You share values and visions for the future. While you may not be discussing a shared future yet, it’s telling if you share similar values and long-term goals. Marriage, kids, careers, finances, religion, politics, etc. ... discussing your perspectives on these issues tend to be make-or-break moments, so if you’re in sync on the important stuff, it suggests real compatibility.
Examine the external
Another important component to analyze in a romantic do-we-or-don’t-we scenario is life outside of your relationship. Think about how external factors will affect your twosome and vice versa. For example:
Outside of romance, do you feel content and stable in your life? Are you on a career path that’s fulfilling? Do you feel in control financially? What about your physical and mental health? Now think about how a serious relationship will affect those issues (and vice versa). Will love bring balance to or overwhelm your situation? If you lean toward the latter, it might not be the right time to level-up.
What do your friends and family think of your relationship dynamic? When it comes to relationships, relying on outside opinions is often questionable, but your friends and family have a bird’s eye view of your relationship dynamic that can be revealing. Ultimately only you can decide if your potential partner is a good fit, but don't outright ignore your loved ones' perspectives. We’re not always great at recognizing our own reality.

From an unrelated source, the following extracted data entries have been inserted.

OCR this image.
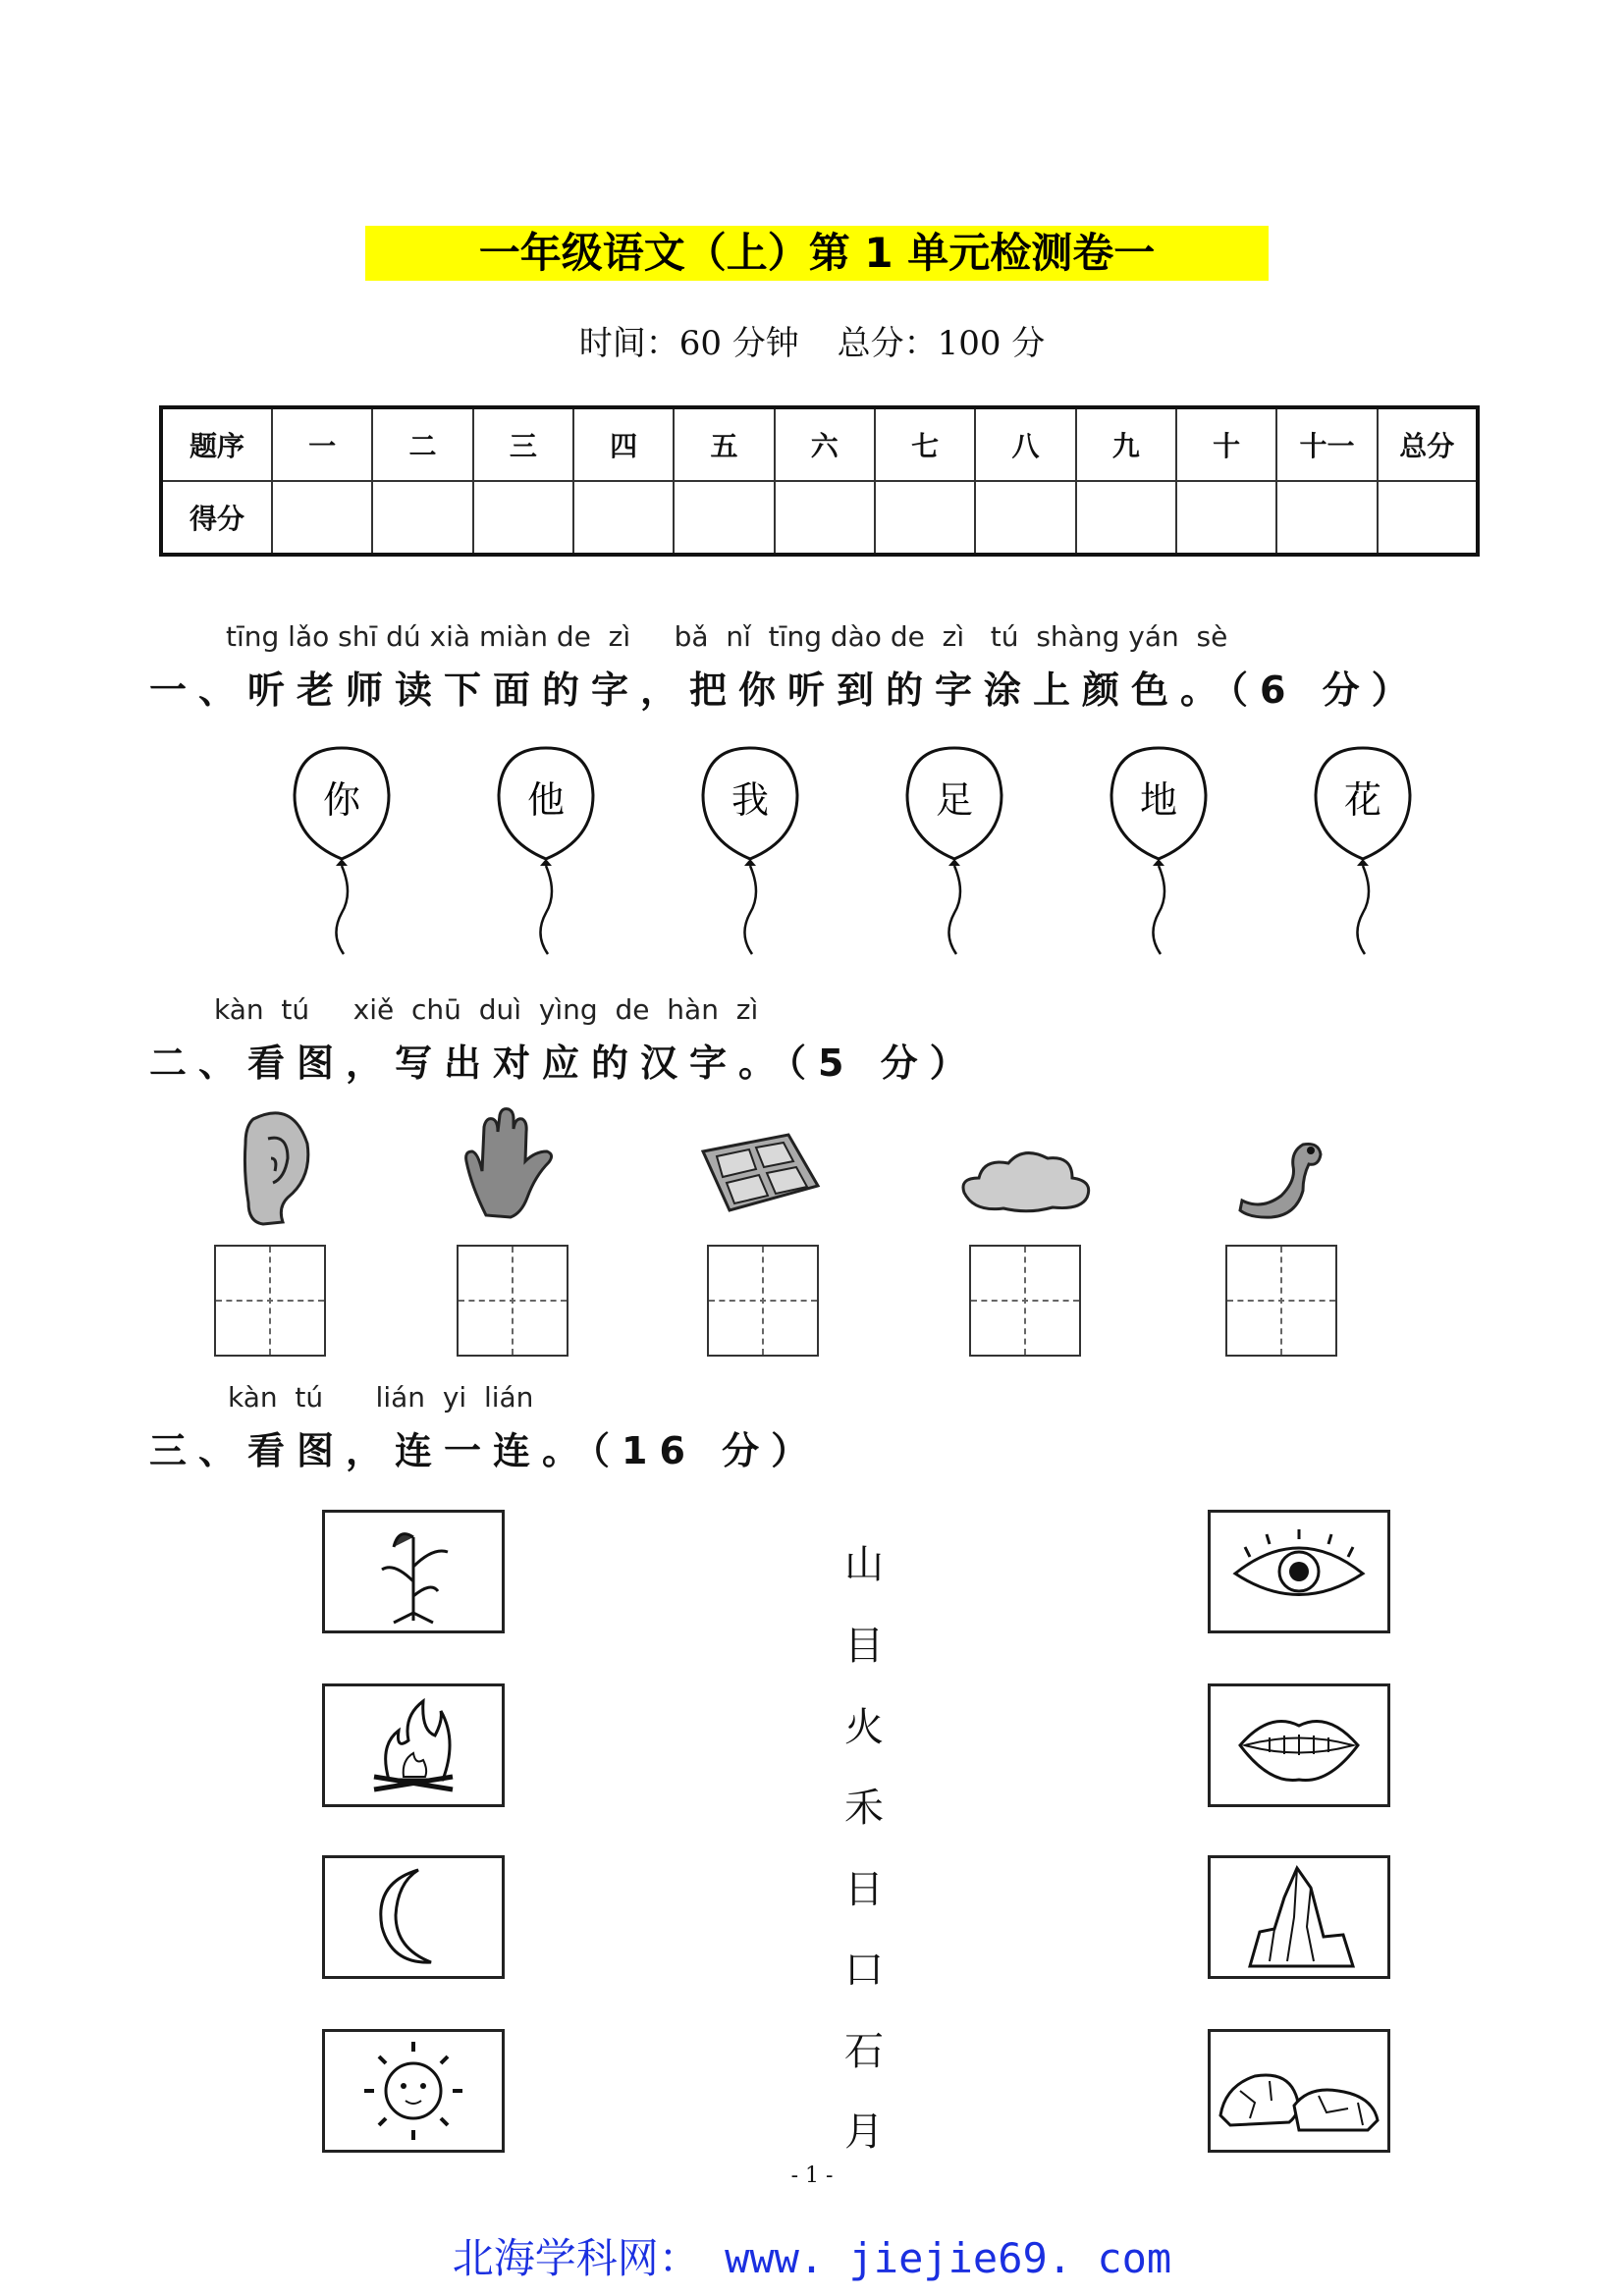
一年级语文（上）第 1 单元检测卷一
时间：60 分钟 总分：100 分
题序	一	二	三	四	五	六	七	八	九	十	十一	总分
得分												
tīng lǎo shī dú xià miàn de  zì     bǎ  nǐ  tīng dào de  zì   tú  shàng yán  sè
一、听老师读下面的字，把你听到的字涂上颜色。（6 分）
你	他	我	足	地	花
kàn  tú     xiě  chū  duì  yìng  de  hàn  zì
二、看图，写出对应的汉字。（5 分）
kàn  tú      lián  yi  lián
三、看图，连一连。（16 分）
山
目
火
禾
日
口
石
月
- 1 -
北海学科网： www. jiejie69. com
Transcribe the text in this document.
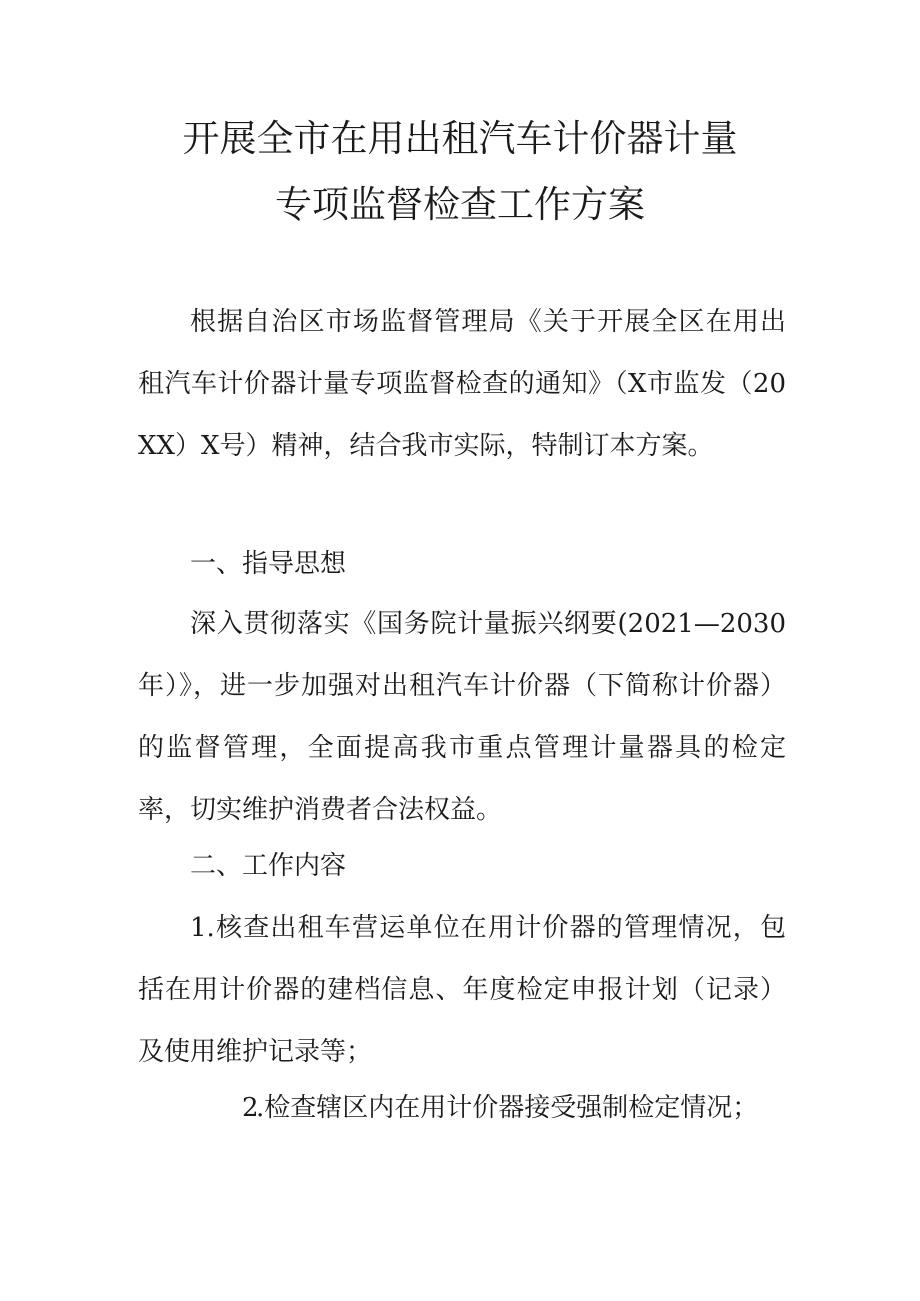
开展全市在用出租汽车计价器计量
专项监督检查工作方案

根据自治区市场监督管理局《关于开展全区在用出租汽车计价器计量专项监督检查的通知》（X市监发（20XX）X号）精神，结合我市实际，特制订本方案。

一、指导思想

深入贯彻落实《国务院计量振兴纲要(2021—2030年）》，进一步加强对出租汽车计价器（下简称计价器）的监督管理，全面提高我市重点管理计量器具的检定率，切实维护消费者合法权益。

二、工作内容

1.核查出租车营运单位在用计价器的管理情况，包括在用计价器的建档信息、年度检定申报计划（记录）及使用维护记录等；

2.检查辖区内在用计价器接受强制检定情况；
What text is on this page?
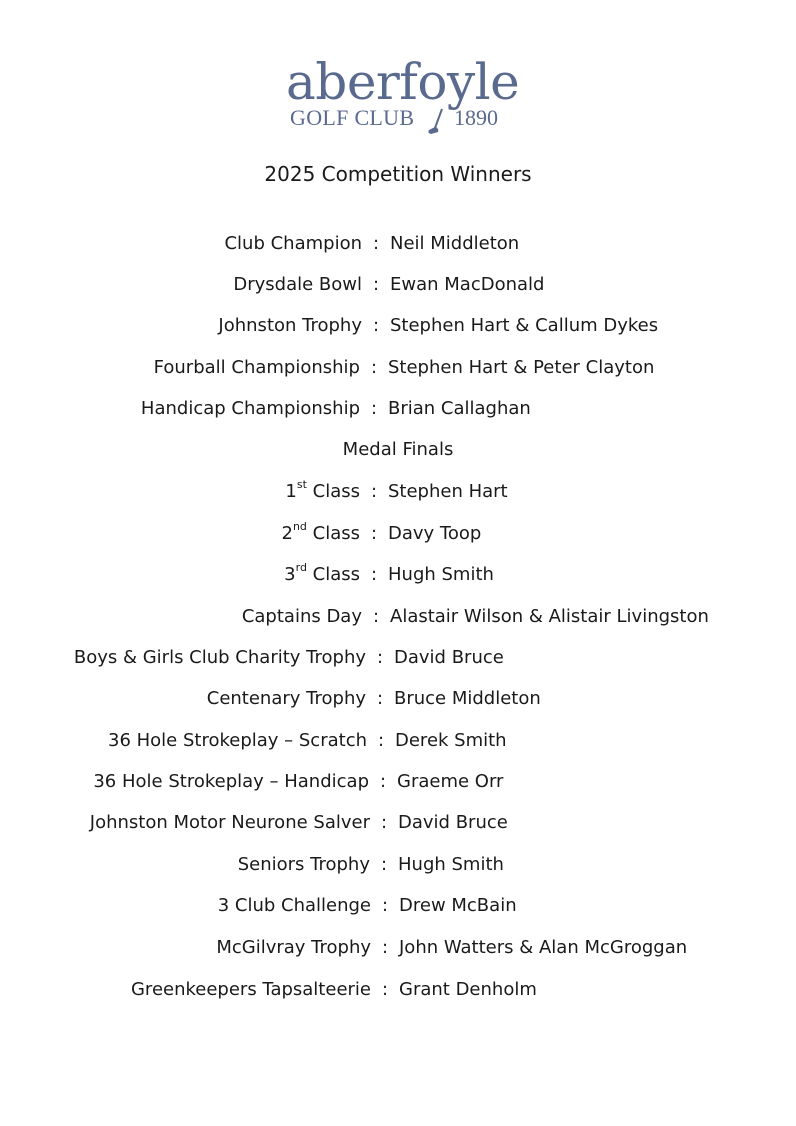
aberfoyle
GOLF CLUB 1890
2025 Competition Winners
Club Champion : Neil Middleton
Drysdale Bowl : Ewan MacDonald
Johnston Trophy : Stephen Hart & Callum Dykes
Fourball Championship : Stephen Hart & Peter Clayton
Handicap Championship : Brian Callaghan
Medal Finals
1st Class : Stephen Hart
2nd Class : Davy Toop
3rd Class : Hugh Smith
Captains Day : Alastair Wilson & Alistair Livingston
Boys & Girls Club Charity Trophy : David Bruce
Centenary Trophy : Bruce Middleton
36 Hole Strokeplay – Scratch : Derek Smith
36 Hole Strokeplay – Handicap : Graeme Orr
Johnston Motor Neurone Salver : David Bruce
Seniors Trophy : Hugh Smith
3 Club Challenge : Drew McBain
McGilvray Trophy : John Watters & Alan McGroggan
Greenkeepers Tapsalteerie : Grant Denholm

Where do you stand in terms of previous relationship baggage? Are there any ghosts haunting you ... or skeletons in your closet? As much as it’s possible, make peace with old pain, relinquish old resentment, and forgive yourself for past mistakes before you embark on something new.
The stages between “casual” and “committed” can be a confusing time, but at the end of day, remember that your focus should be your personal happiness … and that your primary barometer should be whether a relationship enhances – not detracts – from your well being. Trust your gut, listen to your heart, and above all else, take care of yourself.